Cette veille attentive pouvait durer quelques jours, mais jamais très
longtemps, car on sait que les paroles d'amour dites au mourant l'aident à
partir. Ce sont des paroles qui délivrent. Jamais les familles n'ont trouvé ce
temps inutile ou absurde. Elles se relayaient au chevet de la personne en train
de mourir, dans ce dernier rituel d'oblation qui donne du sens à ces derniers
moments. Leur deuil ensuite était marqué par l'apaisement et un sentiment
d'accomplissement.
Reconnaissances des proches
Ce dont je témoigne là n'a rien à voir avec l'acte de donner la mort. Même si
la mort est au bout, il s'agit d'accompagner et de laisser mourir. Je sais bien
que certains trouveront cette réponse hypocrite. Je crains qu'ils n'aient pas
compris qu'en agissant ainsi nous permettions à une personne au bout de ses
souffrances de partir doucement, et non pas violemment et brutalement, comme c'est
le cas lorsqu'on injecte ou administre une potion mortelle. La
reconnaissance et l'apaisement des proches qui avaient pris le temps
d'accompagner en étaient la meilleure preuve.

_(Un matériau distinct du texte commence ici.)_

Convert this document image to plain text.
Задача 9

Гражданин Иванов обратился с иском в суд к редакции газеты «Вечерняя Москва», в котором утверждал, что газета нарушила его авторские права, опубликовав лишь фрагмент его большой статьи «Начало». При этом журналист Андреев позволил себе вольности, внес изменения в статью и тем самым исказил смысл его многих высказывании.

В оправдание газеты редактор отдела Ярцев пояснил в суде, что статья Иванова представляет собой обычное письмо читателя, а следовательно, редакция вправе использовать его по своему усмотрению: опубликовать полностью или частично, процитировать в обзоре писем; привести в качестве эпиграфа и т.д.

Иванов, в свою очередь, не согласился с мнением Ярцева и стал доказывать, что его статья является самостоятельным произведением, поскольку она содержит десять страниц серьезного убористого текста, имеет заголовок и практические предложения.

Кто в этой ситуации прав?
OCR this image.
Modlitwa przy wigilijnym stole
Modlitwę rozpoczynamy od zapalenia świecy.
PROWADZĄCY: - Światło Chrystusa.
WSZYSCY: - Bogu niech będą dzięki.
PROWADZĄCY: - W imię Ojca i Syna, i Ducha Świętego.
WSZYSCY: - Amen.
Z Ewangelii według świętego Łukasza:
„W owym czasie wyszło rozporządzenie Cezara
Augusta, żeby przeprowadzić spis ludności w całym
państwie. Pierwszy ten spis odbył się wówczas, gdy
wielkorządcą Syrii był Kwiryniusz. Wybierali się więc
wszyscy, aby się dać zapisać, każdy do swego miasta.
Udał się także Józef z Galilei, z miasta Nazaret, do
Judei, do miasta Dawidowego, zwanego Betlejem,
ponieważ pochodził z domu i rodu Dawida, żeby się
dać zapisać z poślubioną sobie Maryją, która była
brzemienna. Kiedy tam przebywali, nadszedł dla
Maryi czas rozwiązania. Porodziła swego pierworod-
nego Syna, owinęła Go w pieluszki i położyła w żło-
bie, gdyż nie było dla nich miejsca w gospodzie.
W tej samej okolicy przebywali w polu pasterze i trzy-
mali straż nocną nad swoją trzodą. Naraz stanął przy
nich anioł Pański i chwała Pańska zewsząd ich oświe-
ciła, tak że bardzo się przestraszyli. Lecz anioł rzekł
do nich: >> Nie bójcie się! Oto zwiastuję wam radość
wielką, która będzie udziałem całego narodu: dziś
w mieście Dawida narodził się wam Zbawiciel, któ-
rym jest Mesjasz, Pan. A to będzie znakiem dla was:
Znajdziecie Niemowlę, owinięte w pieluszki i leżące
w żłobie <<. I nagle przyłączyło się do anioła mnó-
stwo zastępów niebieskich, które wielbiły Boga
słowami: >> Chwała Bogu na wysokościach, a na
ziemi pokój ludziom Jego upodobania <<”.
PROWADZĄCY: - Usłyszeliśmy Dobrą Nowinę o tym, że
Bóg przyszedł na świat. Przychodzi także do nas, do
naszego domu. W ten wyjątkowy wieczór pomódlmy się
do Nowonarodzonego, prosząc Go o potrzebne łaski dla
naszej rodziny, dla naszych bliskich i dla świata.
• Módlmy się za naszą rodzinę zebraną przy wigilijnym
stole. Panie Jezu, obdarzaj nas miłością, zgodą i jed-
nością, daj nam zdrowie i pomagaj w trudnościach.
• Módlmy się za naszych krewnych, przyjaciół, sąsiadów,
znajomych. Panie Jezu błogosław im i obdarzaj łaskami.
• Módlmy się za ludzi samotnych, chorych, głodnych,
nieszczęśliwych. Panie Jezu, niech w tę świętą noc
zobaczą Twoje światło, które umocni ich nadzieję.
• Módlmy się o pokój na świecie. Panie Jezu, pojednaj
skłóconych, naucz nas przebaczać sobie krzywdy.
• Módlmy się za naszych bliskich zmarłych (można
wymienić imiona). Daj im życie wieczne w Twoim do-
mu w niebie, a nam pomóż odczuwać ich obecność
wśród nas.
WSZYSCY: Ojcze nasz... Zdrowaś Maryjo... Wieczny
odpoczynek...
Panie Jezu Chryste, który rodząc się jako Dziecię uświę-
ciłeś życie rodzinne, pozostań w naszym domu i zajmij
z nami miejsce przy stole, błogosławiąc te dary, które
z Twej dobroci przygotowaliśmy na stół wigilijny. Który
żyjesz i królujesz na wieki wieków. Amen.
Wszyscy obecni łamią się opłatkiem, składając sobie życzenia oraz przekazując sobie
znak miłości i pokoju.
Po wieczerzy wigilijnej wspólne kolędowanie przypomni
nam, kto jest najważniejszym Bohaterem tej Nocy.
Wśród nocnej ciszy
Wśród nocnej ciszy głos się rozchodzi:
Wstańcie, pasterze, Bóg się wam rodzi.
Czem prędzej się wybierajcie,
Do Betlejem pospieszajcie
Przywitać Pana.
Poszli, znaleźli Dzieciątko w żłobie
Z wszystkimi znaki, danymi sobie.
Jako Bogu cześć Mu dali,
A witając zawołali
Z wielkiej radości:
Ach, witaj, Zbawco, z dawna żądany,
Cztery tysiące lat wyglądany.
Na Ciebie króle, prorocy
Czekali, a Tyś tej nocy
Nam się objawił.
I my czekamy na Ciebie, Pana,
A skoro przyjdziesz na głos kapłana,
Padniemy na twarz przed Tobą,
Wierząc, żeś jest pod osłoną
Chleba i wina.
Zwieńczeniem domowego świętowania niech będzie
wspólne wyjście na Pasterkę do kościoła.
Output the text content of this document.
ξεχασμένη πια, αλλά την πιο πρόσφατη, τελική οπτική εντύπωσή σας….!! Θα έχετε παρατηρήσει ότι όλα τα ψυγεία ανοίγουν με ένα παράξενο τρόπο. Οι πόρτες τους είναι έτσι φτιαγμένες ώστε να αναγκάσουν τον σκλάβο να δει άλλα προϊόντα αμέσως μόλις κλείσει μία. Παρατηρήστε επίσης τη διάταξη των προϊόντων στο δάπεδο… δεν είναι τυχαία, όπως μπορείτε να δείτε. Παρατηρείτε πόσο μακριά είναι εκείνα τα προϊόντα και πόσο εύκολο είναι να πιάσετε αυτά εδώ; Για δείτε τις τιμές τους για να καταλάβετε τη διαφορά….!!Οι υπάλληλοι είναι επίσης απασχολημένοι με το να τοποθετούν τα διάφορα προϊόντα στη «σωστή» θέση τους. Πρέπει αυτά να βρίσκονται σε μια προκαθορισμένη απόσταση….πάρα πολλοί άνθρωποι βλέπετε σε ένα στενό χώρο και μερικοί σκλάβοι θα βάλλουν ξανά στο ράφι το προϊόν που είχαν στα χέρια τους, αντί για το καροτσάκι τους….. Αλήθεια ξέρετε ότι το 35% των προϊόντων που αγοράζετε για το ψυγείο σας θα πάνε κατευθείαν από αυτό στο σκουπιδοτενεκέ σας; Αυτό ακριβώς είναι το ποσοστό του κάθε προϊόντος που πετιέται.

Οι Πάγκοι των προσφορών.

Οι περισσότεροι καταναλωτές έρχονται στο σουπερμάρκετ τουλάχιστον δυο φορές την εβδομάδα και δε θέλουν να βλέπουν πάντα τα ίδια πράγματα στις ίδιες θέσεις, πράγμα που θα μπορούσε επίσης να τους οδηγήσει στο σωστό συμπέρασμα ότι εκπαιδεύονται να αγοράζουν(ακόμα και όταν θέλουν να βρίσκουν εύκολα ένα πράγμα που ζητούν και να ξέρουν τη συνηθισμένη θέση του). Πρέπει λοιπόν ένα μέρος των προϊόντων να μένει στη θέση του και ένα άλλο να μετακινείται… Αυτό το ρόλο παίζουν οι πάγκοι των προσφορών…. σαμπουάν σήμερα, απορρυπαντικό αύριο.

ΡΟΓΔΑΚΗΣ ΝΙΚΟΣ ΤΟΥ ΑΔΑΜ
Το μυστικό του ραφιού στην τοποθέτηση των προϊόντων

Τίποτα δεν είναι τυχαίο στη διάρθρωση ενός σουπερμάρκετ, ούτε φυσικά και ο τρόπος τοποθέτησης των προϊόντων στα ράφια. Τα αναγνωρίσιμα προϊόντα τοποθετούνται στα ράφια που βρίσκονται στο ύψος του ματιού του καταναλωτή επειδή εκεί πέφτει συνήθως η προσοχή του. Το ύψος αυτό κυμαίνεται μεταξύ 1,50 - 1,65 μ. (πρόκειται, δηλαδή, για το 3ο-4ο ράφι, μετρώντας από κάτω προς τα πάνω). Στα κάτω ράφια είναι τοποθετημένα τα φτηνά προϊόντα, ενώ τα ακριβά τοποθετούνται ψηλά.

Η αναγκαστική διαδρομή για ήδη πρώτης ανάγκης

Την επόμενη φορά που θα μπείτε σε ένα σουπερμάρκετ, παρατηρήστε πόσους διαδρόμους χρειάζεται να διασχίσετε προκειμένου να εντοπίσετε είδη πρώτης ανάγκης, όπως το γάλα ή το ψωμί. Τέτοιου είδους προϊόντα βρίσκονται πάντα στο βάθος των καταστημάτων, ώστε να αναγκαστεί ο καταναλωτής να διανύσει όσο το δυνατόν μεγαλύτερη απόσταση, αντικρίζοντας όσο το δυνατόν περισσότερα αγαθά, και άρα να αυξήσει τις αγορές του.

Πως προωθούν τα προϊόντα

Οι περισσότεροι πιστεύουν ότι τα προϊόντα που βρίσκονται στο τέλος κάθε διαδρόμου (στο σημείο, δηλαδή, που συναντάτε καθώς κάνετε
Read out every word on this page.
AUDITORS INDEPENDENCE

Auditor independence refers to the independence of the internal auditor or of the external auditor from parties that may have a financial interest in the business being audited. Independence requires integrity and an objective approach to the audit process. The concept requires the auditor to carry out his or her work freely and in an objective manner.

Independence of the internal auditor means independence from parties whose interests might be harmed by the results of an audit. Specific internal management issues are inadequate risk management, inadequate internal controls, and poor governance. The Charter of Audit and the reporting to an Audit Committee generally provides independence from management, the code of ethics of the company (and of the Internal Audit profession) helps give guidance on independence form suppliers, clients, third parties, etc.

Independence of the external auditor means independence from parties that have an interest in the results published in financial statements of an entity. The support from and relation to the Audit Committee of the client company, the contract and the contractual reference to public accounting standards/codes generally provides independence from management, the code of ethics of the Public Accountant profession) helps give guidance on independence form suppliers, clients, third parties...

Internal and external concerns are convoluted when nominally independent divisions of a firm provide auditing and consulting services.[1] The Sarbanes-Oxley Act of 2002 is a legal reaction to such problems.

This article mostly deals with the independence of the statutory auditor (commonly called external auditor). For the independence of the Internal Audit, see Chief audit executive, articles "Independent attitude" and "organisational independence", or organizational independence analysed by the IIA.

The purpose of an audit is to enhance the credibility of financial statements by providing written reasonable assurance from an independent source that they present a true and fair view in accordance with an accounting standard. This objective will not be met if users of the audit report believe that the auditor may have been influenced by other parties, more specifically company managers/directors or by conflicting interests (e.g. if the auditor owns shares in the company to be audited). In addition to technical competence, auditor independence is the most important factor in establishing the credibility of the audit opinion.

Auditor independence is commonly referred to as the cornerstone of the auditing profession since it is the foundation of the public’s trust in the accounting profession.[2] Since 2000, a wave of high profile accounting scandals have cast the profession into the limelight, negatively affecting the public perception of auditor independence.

La vérité est que cette loi n'est pas connue du grand public ni des professionnels
de santé. Elle est encore moins appliquée. La vérité est que les bonnes
pratiques en fin de vie ne sont pas suffisamment diffusées, et que la culture
de l'accompagnement n'est pas encouragée au sein des familles. Je l'ai constaté
lors du tour de France des régions que j'ai effectué ces deux dernières années.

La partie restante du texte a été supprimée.